It is not possible to enforce strict shape into a Theano variable. The given parameter of theano.function can change the shape any TheanoVariable in a graph.
Currently shape informations are used for 2 things in Theano:
- When the exact shape is know, we use it to generate faster c code for the 2d convolution on the cpu and gpu.
- To remove computation in the graph when we only want to know the shape.
ex:
.. code-block:: python
import theano
x = theano.tensor.matrix()
f = theano.function([x], (x**2).shape)
theano.printing.debugprint(f)
# MakeVector [@26301776] '' 2
# |Shape_i{0} [@26321296] '' 1
# | |<TensorType(float64, matrix)> [@26153424]
# |Shape_i{1} [@26322512] '' 0
# | |<TensorType(float64, matrix)> [@26153424]
The output of this compiled function do not contain any multiplication or power. Theano have removed them to compute directly the shape of the output.
Specifing exact shape
=====================
Currently this is not as easy as we want. We plan some upgrade, but this is the current state of what can be done.
- You can pass the shape info directly to the `ConvOp` created when calling conv2d. You must add the parameter image_shape and filter_shape to that call. They but most be tuple of 4 elements. Ex: theano.tensor.nnet.conv2d(..., image_shape=(7,3,5,5), filter_shape=(2,3,4,4))

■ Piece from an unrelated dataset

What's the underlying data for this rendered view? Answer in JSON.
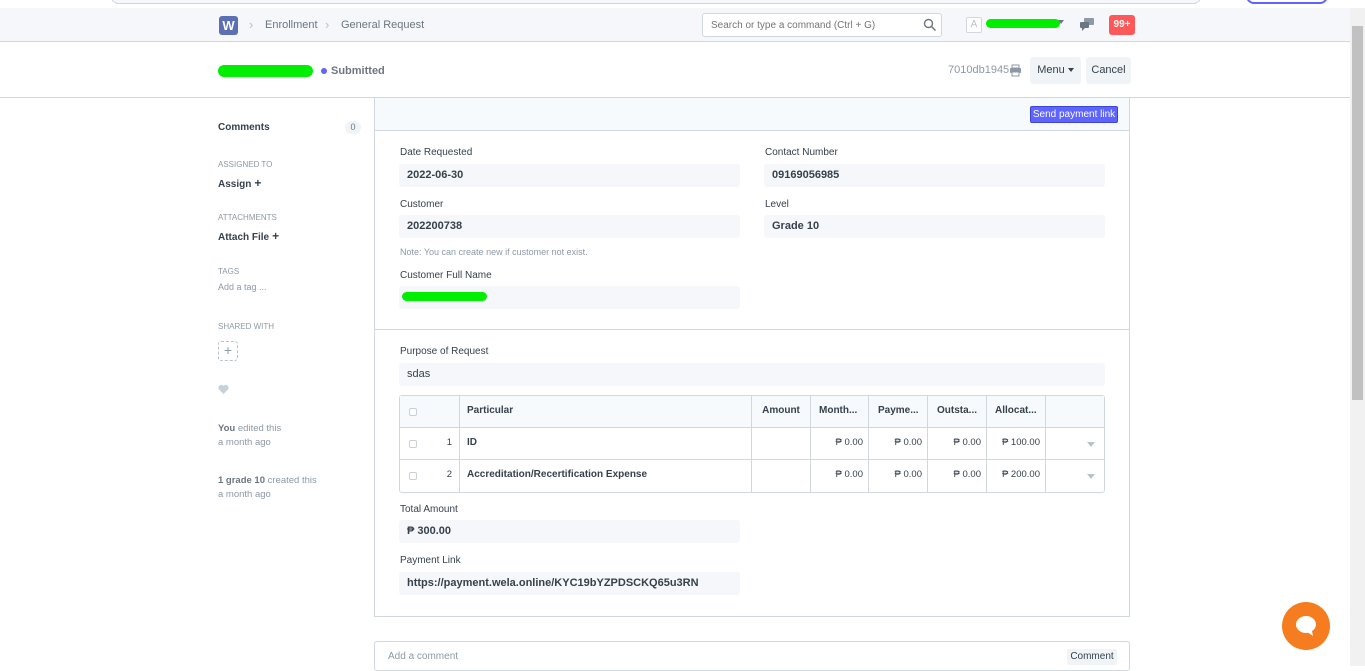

- You can use the SpecifyShape op to add shape anywhere in the graph. This allow to do some optimization. In the following example, this allow to precompute the Theano function to a constant.
f = theano.function([x], (x_specify_shape**2).shape)
theano.printing.debugprint(f)
# [2 2] [@72791376]
Futur plan
==========
- Add the parameter constant shape to theano.shared(). This is probably the most frequent use case when we will use it. This will make the code simpler and we will be able to check that the shape don't change when we update the shared variable.